God’s Agenda

Here is a familiar line of logic in Christian circles: a. Jesus healed virtually everyone who asked to be healed. b. In texts like John 14:14 Jesus tells his disciples to ask him for whatever they might ask. c. We then pray and ask him to heal a dear friend who has stage 3 or stage 4 cancer.

So far, so good.

What comes next is the problem. We find that despite our passionate and repeated prayers the cancer remains active until it takes our friend’s life. Along with our grief over the loss comes frustration and anger that Jesus failed to keep his promise: where was he when we needed him most! So faith is shaken and questions about God’s goodness start to stir.

Do we have any easy answers here? No. Only challenging considerations—options that aren’t so clean and tight as the syllogism we began with. But considerations that offer us a pathway into a faith “more precious than gold” (1 Peter 1:7).

Let’s take up the passage just cited. Peter wrote of this precious faith in a letter to those who had been forced from their homes and sent off to an unwelcoming exile. Their response? Peter answers: “You have been grieved by various trials.” Yet in that grief Peter knew they would also “rejoice with a joy that is inexpressible and filled with glory”.

Grief and rejoicing are woven together in God’s greater agenda for humanity—an agenda Jesus lived out for us. Grief, as Peter continued, comes with “the sufferings of Christ” yet it is followed by “the subsequent glory” (verse 11).

Suffering and glory are linked. This morning I started a new Bible read-through and in Genesis 2-3 I was once again reminded of the role death plays in human history. Adam, not God, was responsible for our struggle with death. God told him to stay away from death. Adam instead embraced the deception foisted on his wife by the serpent, and they both died as a result.

God then told him of a further consequence: “Because you have listened to the voice of your wife and have eaten of the tree of which I commanded you, ‘you shall not eat of it,’ cursed is the ground because of you . . .” (Genesis 3:17). This curse on the earth—we read between the lines here—was God’s gracious work of subjecting Adam’s physical body (made from the earth) to death in alignment with Adam’s spiritual death from his eating the forbidden fruit. God refused to support Adam’s spiritual immorality with physical immortality.

So the brokenness of our physical world—including illnesses like cancer—all began with Adam’s declaration of independence. Death is tragic but wholly deserved. As Paul pointed out in Romans 3, all humanity embraces Adam’s independence; and ongoing grumbles about how unfair God is for this only reveals the heartbeat of human autonomy.

This brings us to the question we started with. If Jesus can heal people, why doesn’t he heal everyone we ask him to heal? The answer is profound: grief comes before glory.

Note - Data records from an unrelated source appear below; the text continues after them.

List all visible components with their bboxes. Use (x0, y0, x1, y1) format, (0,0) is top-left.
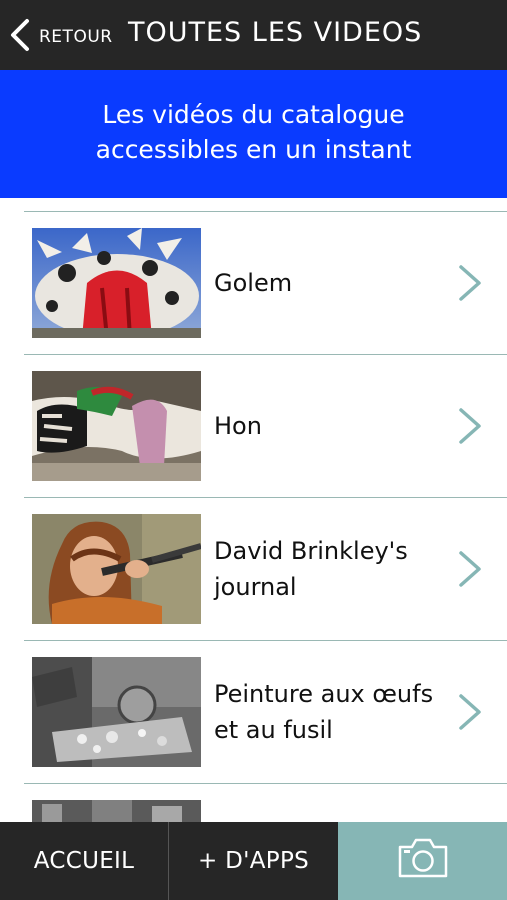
video-thumbnail (32, 657, 201, 767)
chevron-right-icon (457, 264, 483, 302)
video-item-golem[interactable]: Golem (24, 212, 507, 355)
page-title: TOUTES LES VIDEOS (128, 17, 423, 48)
video-thumbnail (32, 800, 201, 822)
camera-icon (396, 837, 450, 885)
video-title: Golem (214, 269, 293, 297)
more-apps-tab[interactable]: + D'APPS (169, 822, 338, 900)
more-apps-tab-label: + D'APPS (197, 848, 310, 874)
video-list[interactable]: Golem Hon David Brinkley's journal Peint… (0, 198, 507, 822)
video-thumbnail (32, 514, 201, 624)
video-title: Peinture aux œufs et au fusil (214, 680, 434, 744)
camera-tab[interactable] (338, 822, 507, 900)
banner-text-line-1: Les vidéos du catalogue (102, 100, 405, 129)
app-screen: RETOUR TOUTES LES VIDEOS Les vidéos du c… (0, 0, 507, 900)
chevron-left-icon (8, 18, 32, 52)
back-label: RETOUR (39, 27, 113, 47)
chevron-right-icon (457, 693, 483, 731)
bottom-tab-bar: ACCUEIL + D'APPS (0, 822, 507, 900)
intro-banner: Les vidéos du catalogue accessibles en u… (0, 70, 507, 198)
video-item-partial[interactable] (24, 784, 507, 822)
video-item-peinture-aux-oeufs[interactable]: Peinture aux œufs et au fusil (24, 641, 507, 784)
banner-text-line-2: accessibles en un instant (95, 135, 412, 164)
back-button[interactable]: RETOUR (8, 12, 113, 58)
video-thumbnail (32, 228, 201, 338)
top-bar: RETOUR TOUTES LES VIDEOS (0, 0, 507, 70)
video-item-david-brinkleys-journal[interactable]: David Brinkley's journal (24, 498, 507, 641)
video-title: Hon (214, 412, 262, 440)
home-tab[interactable]: ACCUEIL (0, 822, 168, 900)
home-tab-label: ACCUEIL (33, 848, 135, 874)
chevron-right-icon (457, 550, 483, 588)
video-title: David Brinkley's journal (214, 537, 408, 601)
chevron-right-icon (457, 407, 483, 445)
video-thumbnail (32, 371, 201, 481)
video-item-hon[interactable]: Hon (24, 355, 507, 498)
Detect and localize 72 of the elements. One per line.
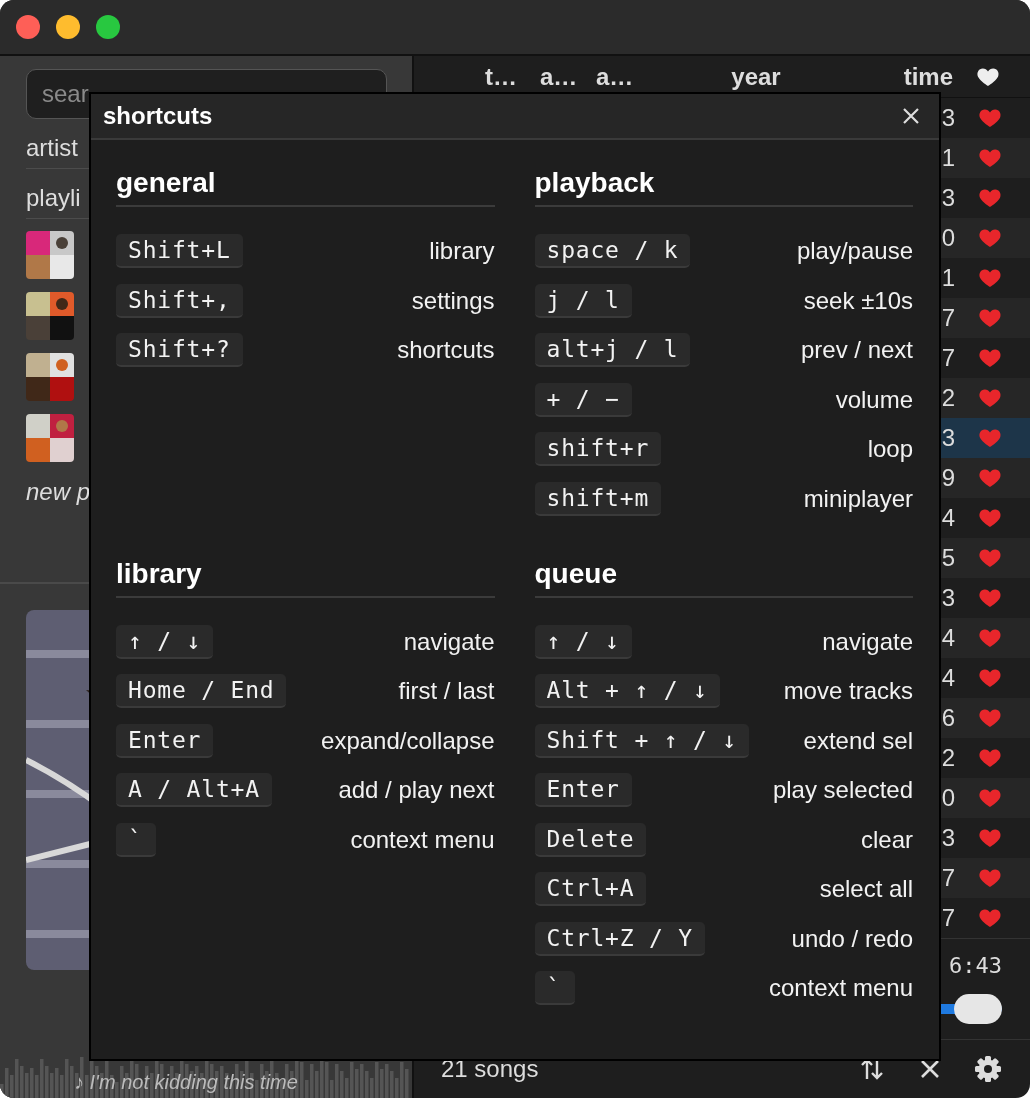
table-cell: 3 — [941, 584, 955, 612]
key-combo: ` — [116, 822, 156, 857]
shortcut-action: expand/collapse — [321, 726, 495, 755]
key-combo: shift+r — [534, 432, 662, 466]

Jesus, we recall, gave his promise to the disciples in John 14 only after his call for them to follow him in his death in John 12—a call to be “buried” with him in order for “much fruit” to follow.

For us to depend on Christ, then, is to embrace the need for death in a world dying because of rebellion. So for us to charge God with wrong because he fails to fulfill our wishes smacks of continued independence. His disciples were on board with God’s agenda, and not their own, when he gave them the promise that anything they might ask would be fulfilled. We need to share in his agenda too for that promise to apply.

Peter himself, for instance, knew that just after Herod Agrippa killed James God chose to send angels to rescue Peter from Herod (in Acts 12). Peter would later be martyred himself so it is clear that God rules over the time and circumstances of such tragedies. What does not change is that God continues to honor Adam’s preference for death, but he means for us to hate it.

So we are meant to hate illness and death. But can also be certain that God has full authority over such suffering—something Jesus freely displayed by his healings—yet the glory of eternal life only comes through death and, ultimately, Christ’s own death.

So let’s take this lesson about God’s agenda from Peter: grief and glory come together. So we can rejoice even in our trials and losses. That, in turn, displays a faith more precious than gold.